Each of us is a part of numerous overlapping communities. We may rail against our inclusion and we may feel alienated within these groups, but our survival would be nearly impossible without some connection to others. I am using “community” in a broad sense, including neighborhoods, religious organizations, clubs, and various associations. Thanks to modern mobility, telephones, and the internet, we can stay close to our comrades far away. By engineering our lives, we can “manage” our involvement in each community. We can choose new groups and even develop our own custom-made ones that fit our individual needs.
A community can be an oasis, a place to nourish our spirits and find the strength we need to ride life’s ups and downs. It also offers us a place to discover our talents and a place to give to others. Being part of a group is not the same thing as developing friendships, but it does offer a pool of candidates.

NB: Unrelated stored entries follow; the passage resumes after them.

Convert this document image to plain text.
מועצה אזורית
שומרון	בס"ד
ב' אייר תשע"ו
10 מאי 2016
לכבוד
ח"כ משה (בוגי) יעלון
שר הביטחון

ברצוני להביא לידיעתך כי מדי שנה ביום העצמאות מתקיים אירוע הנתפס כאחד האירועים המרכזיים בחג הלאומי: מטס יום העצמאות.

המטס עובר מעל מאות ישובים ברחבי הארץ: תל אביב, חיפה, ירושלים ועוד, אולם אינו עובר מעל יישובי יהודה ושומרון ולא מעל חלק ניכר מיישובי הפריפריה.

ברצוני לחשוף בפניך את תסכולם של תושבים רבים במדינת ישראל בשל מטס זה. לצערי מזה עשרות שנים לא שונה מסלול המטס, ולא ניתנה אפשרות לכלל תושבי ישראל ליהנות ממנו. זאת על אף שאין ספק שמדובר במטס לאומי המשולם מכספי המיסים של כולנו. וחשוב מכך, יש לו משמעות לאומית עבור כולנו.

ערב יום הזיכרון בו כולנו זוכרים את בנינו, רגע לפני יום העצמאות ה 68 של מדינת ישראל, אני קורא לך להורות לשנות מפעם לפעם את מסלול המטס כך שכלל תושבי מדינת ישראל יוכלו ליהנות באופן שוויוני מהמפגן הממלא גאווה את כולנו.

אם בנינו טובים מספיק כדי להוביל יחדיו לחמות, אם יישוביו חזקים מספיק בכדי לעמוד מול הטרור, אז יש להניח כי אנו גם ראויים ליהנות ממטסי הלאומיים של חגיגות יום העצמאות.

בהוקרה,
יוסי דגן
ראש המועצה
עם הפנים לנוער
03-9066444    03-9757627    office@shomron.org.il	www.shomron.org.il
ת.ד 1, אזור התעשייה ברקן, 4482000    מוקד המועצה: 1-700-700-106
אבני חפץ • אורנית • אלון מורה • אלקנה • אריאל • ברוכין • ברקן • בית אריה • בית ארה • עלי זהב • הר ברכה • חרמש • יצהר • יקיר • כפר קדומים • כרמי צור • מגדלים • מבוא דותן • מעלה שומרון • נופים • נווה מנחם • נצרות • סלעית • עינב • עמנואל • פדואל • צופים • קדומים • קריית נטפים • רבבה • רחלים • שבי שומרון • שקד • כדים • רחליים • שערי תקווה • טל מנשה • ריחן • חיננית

One might even find a life mate among such like-minded people.
An early unhappy memory has me at my fifth birthday party feeling uncomfortable and alienated from the other children. I saw myself as unlovable. I was depressed and remained so into my late 30’s. I kept my group involvement to a minimum and kept a low profile when involvement was inevitable. Getting married and having children was an attempt to develop a nourishing community, but trying to get all needs met by a family puts too much pressure on that fragile institution. In an attempt to grow, I chose a professional group that shared my values and there I began to put down some roots. In addition to other rewards, I rediscovered my passion for dancing there. My next chosen community grew out of my decision to become a dancer. Over several years, I have developed a wonderful dance community and several good friends. Recently, I was reminded of the importance of this dance community when Christine and I threw a celebration for a couple in the group who had just adopted Ali, a delightful Russian baby.